RT: You've raced at Infineon's Cup race mainly as a substitute driver, driving in place notably for Kyle Petty in 1991 and Bill Elliott in 1996. That had to be quite the situation, filling in for star racers and probably being told certain team orders. Did their teams ask you to drive the car home in one piece or to go for the win?
TK: If they were calling me, it meant they wanted to win, so I never had to deal with that scenario. It was always tough getting the call because someone else got injured, but the situation was ideal for good results mainly because you were stepping into a team with a top crew.
The biggest challenge that Jan Magnusson (who will attempt to qualify the No. 09 Phoenix Racing Chevy) will face is a team that doesn't do stops every week like a regular Hendrick car.
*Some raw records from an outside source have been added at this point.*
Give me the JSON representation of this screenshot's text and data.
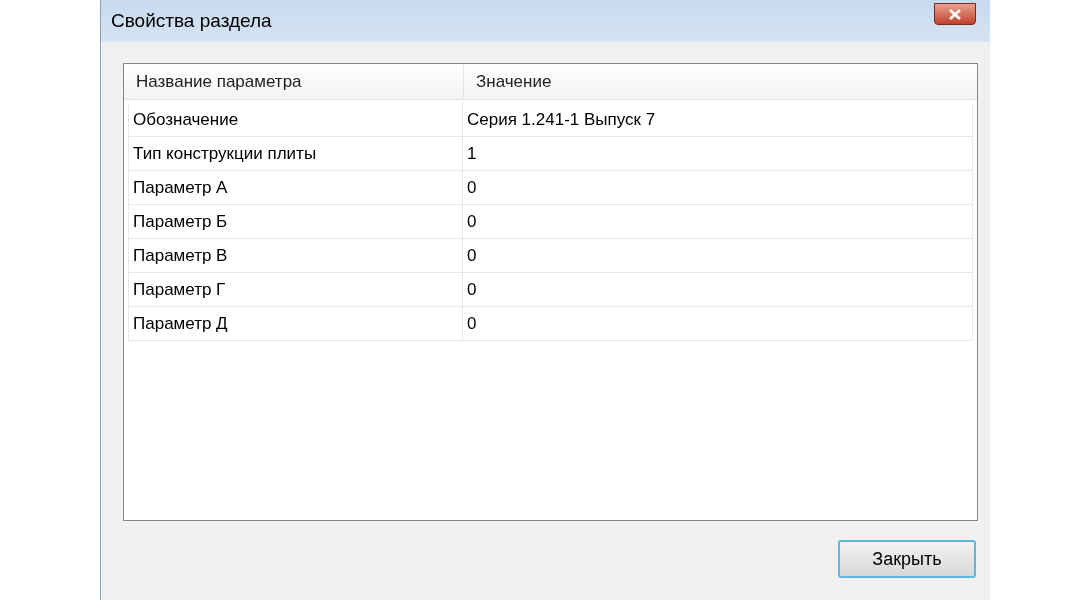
{
  "window": {
    "title": "Свойства раздела"
  },
  "table": {
    "columns": [
      "Название параметра",
      "Значение"
    ],
    "rows": [
      {
        "name": "Обозначение",
        "value": "Серия 1.241-1 Выпуск 7"
      },
      {
        "name": "Тип конструкции плиты",
        "value": "1"
      },
      {
        "name": "Параметр А",
        "value": "0"
      },
      {
        "name": "Параметр Б",
        "value": "0"
      },
      {
        "name": "Параметр В",
        "value": "0"
      },
      {
        "name": "Параметр Г",
        "value": "0"
      },
      {
        "name": "Параметр Д",
        "value": "0"
      }
    ]
  },
  "buttons": [
    "Закрыть"
  ]
}
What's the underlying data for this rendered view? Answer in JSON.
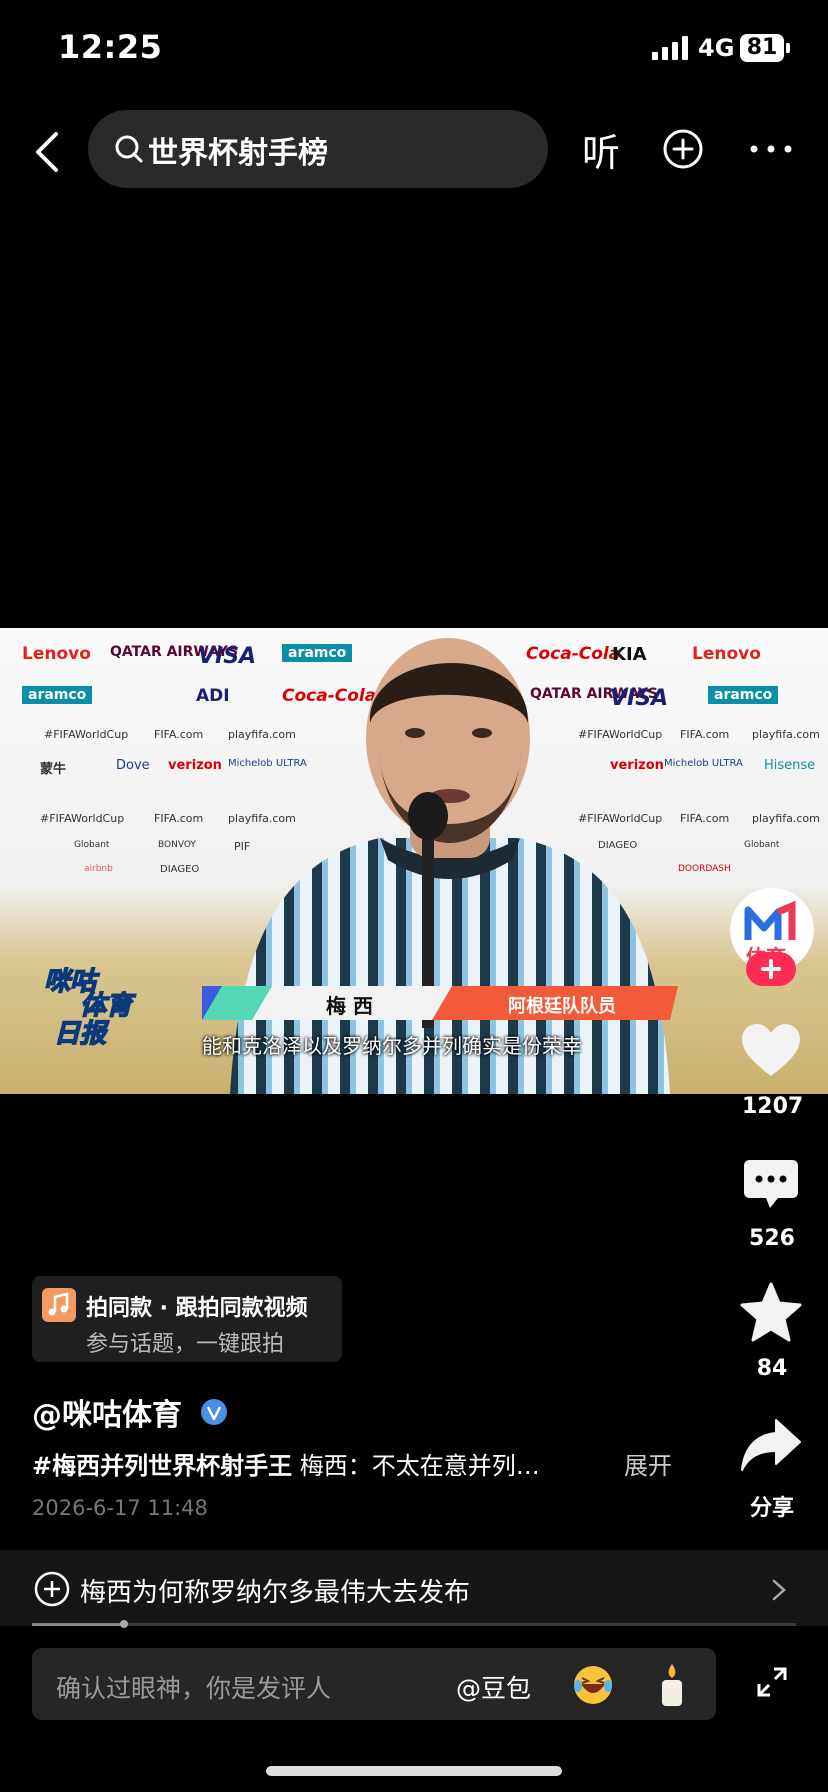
{
  "status_bar": {
    "time": "12:25",
    "network": "4G",
    "battery": "81"
  },
  "nav": {
    "search_text": "世界杯射手榜",
    "listen_label": "听"
  },
  "video": {
    "name_label": "梅 西",
    "team_label": "阿根廷队队员",
    "subtitle": "能和克洛泽以及罗纳尔多并列确实是份荣幸",
    "channel_logo": "咪咕体育日报",
    "sponsors": [
      "Lenovo",
      "QATAR AIRWAYS",
      "VISA",
      "aramco",
      "Coca-Cola",
      "KIA",
      "ADI",
      "Dove",
      "verizon",
      "Hisense",
      "Michelob ULTRA",
      "蒙牛",
      "#FIFAWorldCup",
      "FIFA.com",
      "playfifa.com",
      "PIF",
      "DIAGEO",
      "airbnb",
      "BONVOY",
      "Globant",
      "DOORDASH"
    ]
  },
  "actions": {
    "author_avatar_text": "体育",
    "likes": "1207",
    "comments": "526",
    "favorites": "84",
    "share": "分享"
  },
  "template": {
    "title": "拍同款 · 跟拍同款视频",
    "subtitle": "参与话题，一键跟拍"
  },
  "post": {
    "author": "@咪咕体育",
    "hashtag": "#梅西并列世界杯射手王",
    "caption": " 梅西：不太在意并列…",
    "expand": "展开",
    "date": "2026-6-17 11:48"
  },
  "related": {
    "text": "梅西为何称罗纳尔多最伟大去发布",
    "progress": 0.12
  },
  "comment_bar": {
    "placeholder": "确认过眼神，你是发评人",
    "mention": "@豆包"
  },
  "colors": {
    "background": "#000000",
    "accent": "#fe2c55",
    "verified": "#4a90e2"
  }
}
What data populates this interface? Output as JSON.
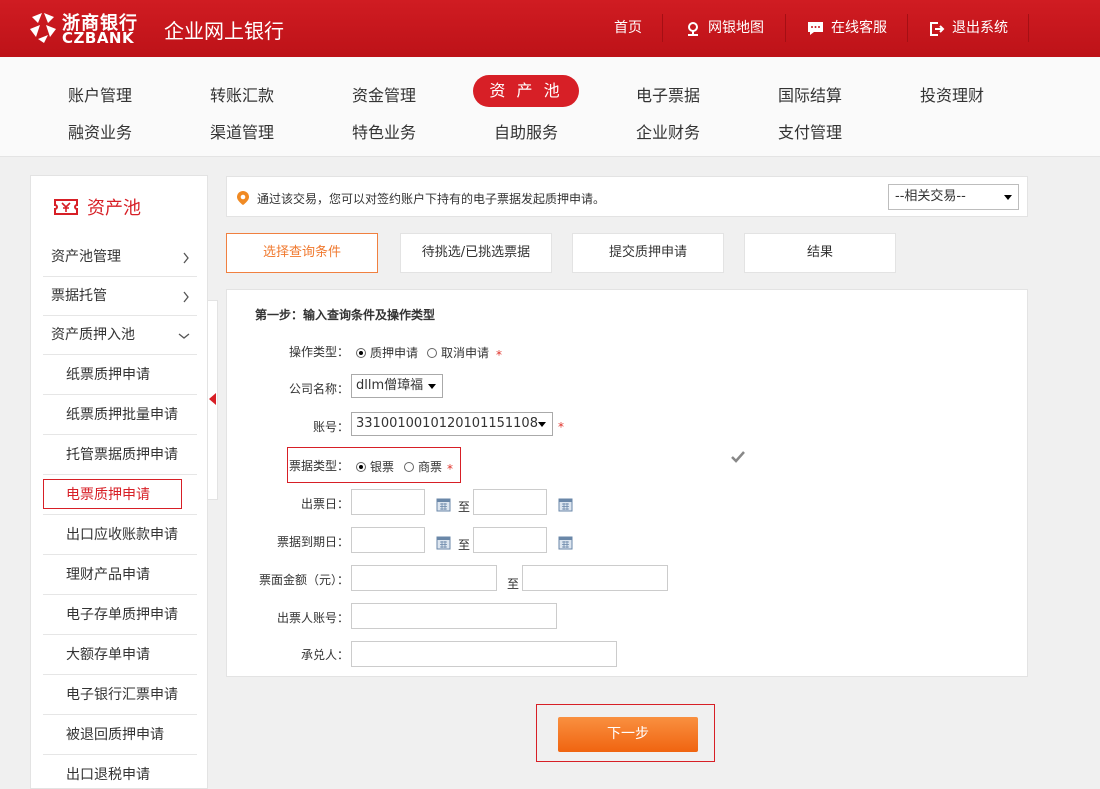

If the last pit stop is under yellow that will likely doom him.
RT: Who are some of your favorites heading into Sunday's race, from the usual contenders to dark horses?
TK: The favorites have to be Tony Stewart and Jeff Gordon. They are like the bubbles in some fine Napa sparkling wine...always rising to the top! Tony was the quickest car last year, but the way the yellows fell meant Kasey K got the W.
Allmendinger and Ambrose were really quick last year too and if they can stay out of trouble, they could figure.
For a dark horse, I am picking Jimmie J. Dark horse because he has never won on a road course. I know how badly he wants to win there for that reason, and no one has made much money betting against Jimmie and Chad Knaus when they are trying to check things off their list.
There are a lot of guys that will be fast like Robby G, Montoya, Hamlin, the Busches, etc and if they can stay out of trouble and get the right breaks, they could easily win too.
RT: What are other factors at Infineon that separate the winner from his peers? Is it truly man over machine or a bit of both when it comes to racing in the Napa Valley?
TK: The driver is a bigger part of the equation here than anywhere. I have heard drivers say, "Usually, we only have four chances to crash a lap, but at Infineon, we have an almost infinite number."
That is why the driver makes such a difference and why guys like Jeff Gordon, Mark Martin and Tony Stewart have had such records of success. They understand the risk/reward decisions that result in speed without the big mistakes.
Of course, the crews will play a big role as will the machines, but more often in not, it is the guy pushing the pedals that makes the difference. As it should be!
RT: Do you think that the NASCAR Sprint Cup Series should have more road courses on the schedule? How about in the Chase?
TK: I would love to see a road course in the Chase. They are almost as unpredictable as the plate races though, so that is a consideration. I would love to see a couple more road races on the schedule too, but no more than 4. Elkhart Lake is going to be an instant classic for Nationwide and Sprint Cup needs to run there; it is truly one of the world's great tracks!
RT: Lastly, let's say you're a team owner, with your team just hanging on to a spot in the top-35. You've hired a road course winger...how confident are you in their ability to bring home a good finish, possibly a win and what would you tell them before the weekend starts up?
TK: That is definitely a good call for an owner in that situation. The ringers don't have an edge over the top guys when you factor everything in and the stats bear that out, but I think they substantially boost your chances of a better finish for teams near the top 35 cutoff.
I think you would have to tell them that a top 10 is what you are shooting for and that any unnecessary risk beyond that is unacceptable. That goes against their nature to try to win, but if solidifying the top 35 is really your objective, then the extra risks necessary to win would be......well, risky!
Author's Note: Big time thanks to Tommy Kendall of SPEED TV for taking the time to sit down for this race, track, and drivers' analysis of Sunday's race. You can catch him on SPEED TV, talking about topics like test driving America's intricate street cars to all things motorsports, all the time! Thanks TK!